When Margaret Zannes retired from nursing in 2015, ultimately at Haddington Nursing Home, she left behind a lasting legacy of working tirelessly to improve the health of the community.
It was thanks to her inspiration and encouragement that a large chunk of the community lost a large chunk of weight, collectively a tonne.
“That was just one of so many projects that have affected the quality of life and the life expectancy of so many,” weight loss participant and friend Geoff Hovey said.
Well before the BreastScreen bus was a regular visitor to Tenterfield, she leveraged her contacts in the medical profession and Glen Innes pharmacist John Tregurtha (then-Rotary Club president) to offer country women access to a service that their city counterparts enjoyed. Some compact x-ray equipment was loaded into a bus and taken on a rural community circuit after Margaret corralled Geoff, Tenterfield’s Rotary president at the time, into a fundraising drive.
“This still only scratches the surface of the achievements of this humble, hard-working, visionary health professional,” Geoff said.
The cross-town track allowing walkers and cyclists to exercise and negotiate the whole length of town safely is largely the result of her efforts and negotiating prowess, with Geoff suggesting it could perhaps be called the ‘Margaret Zannes Walking Track’ in her honour.
Tenterfield Willow Walkers was the brain child of Margaret and Dr Dick Keating, her fellow cohort in community health issues, starting as a stroll around Shirley Park.
“When we could do about six laps of the oval we felt ready to go further afield, and so began the journey of the Willow Walkers,” member Norma Ovenden said.
“Over the following 18 years, Margaret and Dr Keatinge were the inspiration that has kept us going as we walked three days a weeks and celebrated our 18th birthday just a few weeks after her passing.”

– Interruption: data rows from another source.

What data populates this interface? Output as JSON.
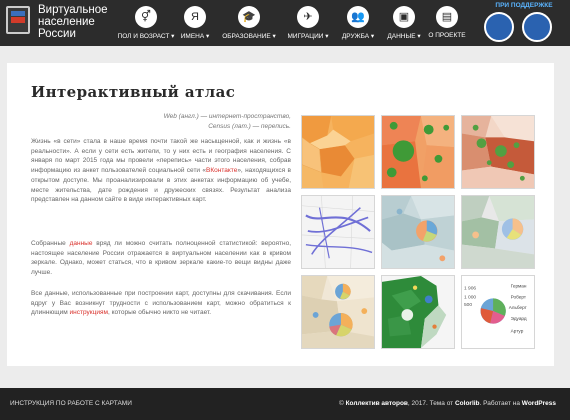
{
  "header": {
    "site_title": "Виртуальное население России",
    "nav": [
      {
        "label": "ПОЛ И ВОЗРАСТ ▾",
        "icon": "gender-icon",
        "glyph": "⚥"
      },
      {
        "label": "ИМЕНА ▾",
        "icon": "names-icon",
        "glyph": "Я"
      },
      {
        "label": "ОБРАЗОВАНИЕ ▾",
        "icon": "graduation-cap-icon",
        "glyph": "🎓"
      },
      {
        "label": "МИГРАЦИИ ▾",
        "icon": "airplane-icon",
        "glyph": "✈"
      },
      {
        "label": "ДРУЖБА ▾",
        "icon": "friends-icon",
        "glyph": "👥"
      },
      {
        "label": "ДАННЫЕ ▾",
        "icon": "data-icon",
        "glyph": "▣"
      },
      {
        "label": "О ПРОЕКТЕ",
        "icon": "info-icon",
        "glyph": "▤"
      }
    ],
    "support_label": "ПРИ ПОДДЕРЖКЕ"
  },
  "main": {
    "title": "Интерактивный атлас",
    "epigraph_1": "Web (англ.) — интернет-пространство,",
    "epigraph_2": "Census (лат.) — перепись.",
    "p1_a": "Жизнь «в сети» стала в наше время почти такой же насыщенной, как и жизнь «в реальности». А если у сети есть жители, то у них есть и география населения. С января по март 2015 года мы провели «перепись» части этого населения, собрав информацию из анкет пользователей социальной сети «",
    "p1_link": "ВКонтакте",
    "p1_b": "», находящихся в открытом доступе. Мы проанализировали в этих анкетах информацию об учебе, месте жительства, дате рождения и дружеских связях. Результат анализа представлен на данном сайте в виде интерактивных карт.",
    "p2_a": "Собранные ",
    "p2_link": "данные",
    "p2_b": " вряд ли можно считать полноценной статистикой: вероятно, настоящее население России отражается в виртуальном населении как в кривом зеркале. Однако, может статься, что в кривом зеркале какие-то вещи видны даже лучше.",
    "p3_a": "Все данные, использованные при построении карт, доступны для скачивания. Если вдруг у Вас возникнут трудности с использованием карт, можно обратиться к длиннющим ",
    "p3_link": "инструкциям",
    "p3_b": ", которые обычно никто не читает."
  },
  "thumb_legend": {
    "numbers": [
      "1 906",
      "1 000",
      "500"
    ],
    "names": [
      "Герман",
      "Роберт",
      "Альберт",
      "Эдуард",
      "Артур"
    ]
  },
  "colors": {
    "header_bg": "#2c2c2c",
    "link": "#d9302b",
    "support_text": "#5ab4ff"
  },
  "footer": {
    "left": "ИНСТРУКЦИЯ ПО РАБОТЕ С КАРТАМИ",
    "right_prefix": "© ",
    "authors": "Коллектив авторов",
    "right_mid": ", 2017. Тема от ",
    "theme_author": "Colorlib",
    "right_mid2": ". Работает на ",
    "platform": "WordPress"
  }
}
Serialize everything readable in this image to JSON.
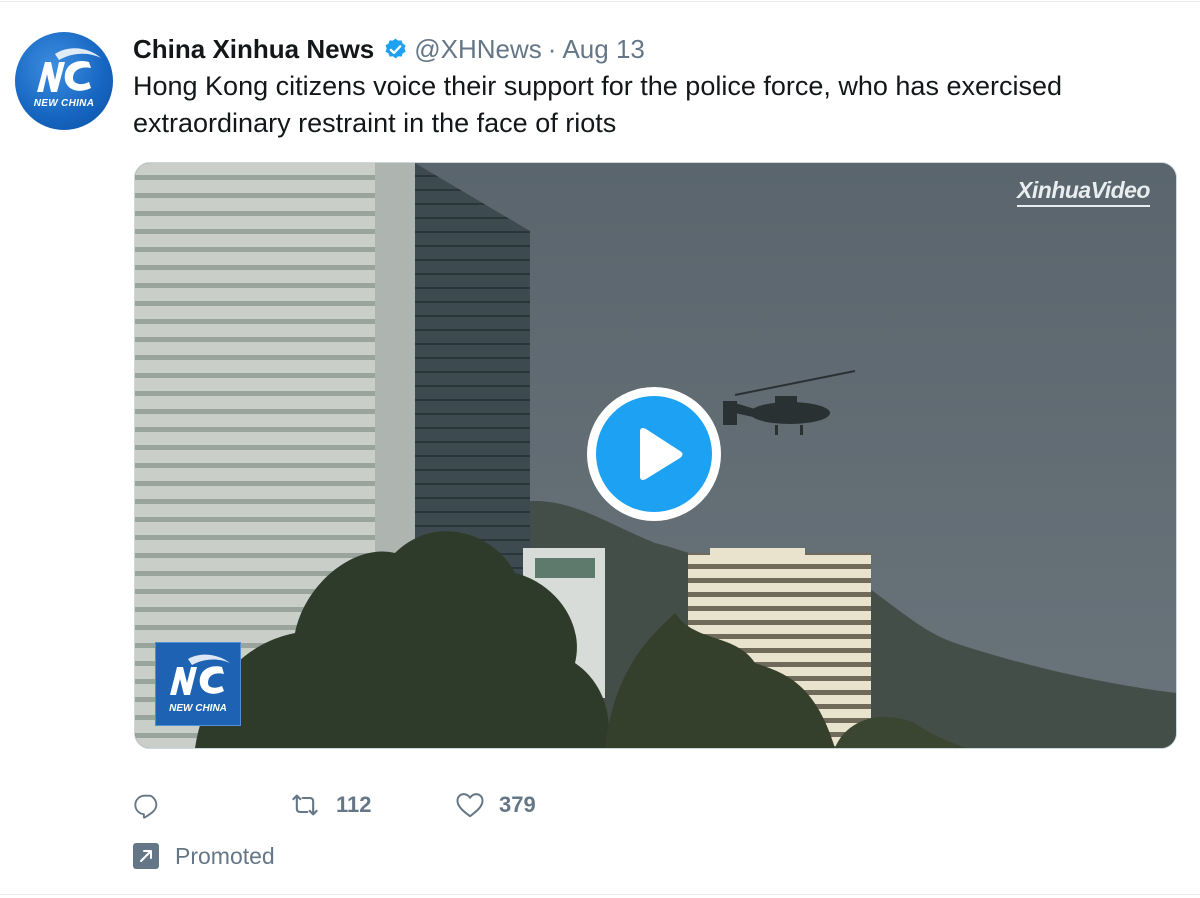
{
  "tweet": {
    "display_name": "China Xinhua News",
    "handle": "@XHNews",
    "separator": "·",
    "date": "Aug 13",
    "text": "Hong Kong citizens voice their support for the police force, who has exercised extraordinary restraint in the face of riots",
    "avatar_label": "NEW CHINA"
  },
  "media": {
    "watermark": "XinhuaVideo",
    "logo_label": "NEW CHINA",
    "play_icon": "play-icon"
  },
  "actions": {
    "reply_count": "",
    "retweet_count": "112",
    "like_count": "379"
  },
  "promoted": {
    "label": "Promoted"
  },
  "colors": {
    "brand_blue": "#1da1f2",
    "muted_text": "#657786",
    "text": "#14171a"
  }
}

No annual trade fair or show was complete without her stand offering hearing tests, measuring Body Mass Indices, pricking fingers for blood sugar levels to help diagnose diabetes, checking eyesight or any other of the many projects she undertook, Geoff said.
Always with a caring nature, Margaret was a nursing assistant before training at Glen Innes Hospital, going on to become an enrolled nurse educator in the mid-to-late 70s. She trained to become a diabetic educator and was also involved in child immunisation, including visiting local schools.
She extended her training to audiometry, doing hearing tests at the hospital.
Meanwhile she won an area quality award for her Trim, Taut and Terrific program, taking her to the state finals. Margaret’s model has since been adopted by many communities around the state.
During her many years as a nursing sister at Tenterfield Hospital she excelled at patient education, using a large map of body systems to explain processes. Towards the end of her career she championed a gentle exercise program for older residents and post-stroke and cardiac surgery patients, following on from Trim, Taut and Terrific. She was also a driving force for Seniors Week activities, along with Christine Sommerlad.
Outside of work she was also a force to be reckoned with, as one Glen Innes bank manager was to discover when Margaret attempted to open a bank account without her husband’s formal permission, much frowned upon in the day.
“She left with a fully-functioning bank account, and left behind a much-enlightened bank manager,” Geoff said.
Her children were also on the receiving end of her sometimes-unorthodox health education lessons. On catching Michael sneaking a cigarette Margaret – a non-smoker – bought a packet of cigarettes and suggested they sit down together to smoke them all. John declined.
“She touched so many lives in so many ways it is impossible to measure the value this wonderful visionary woman has added to this local community,” Geoff said.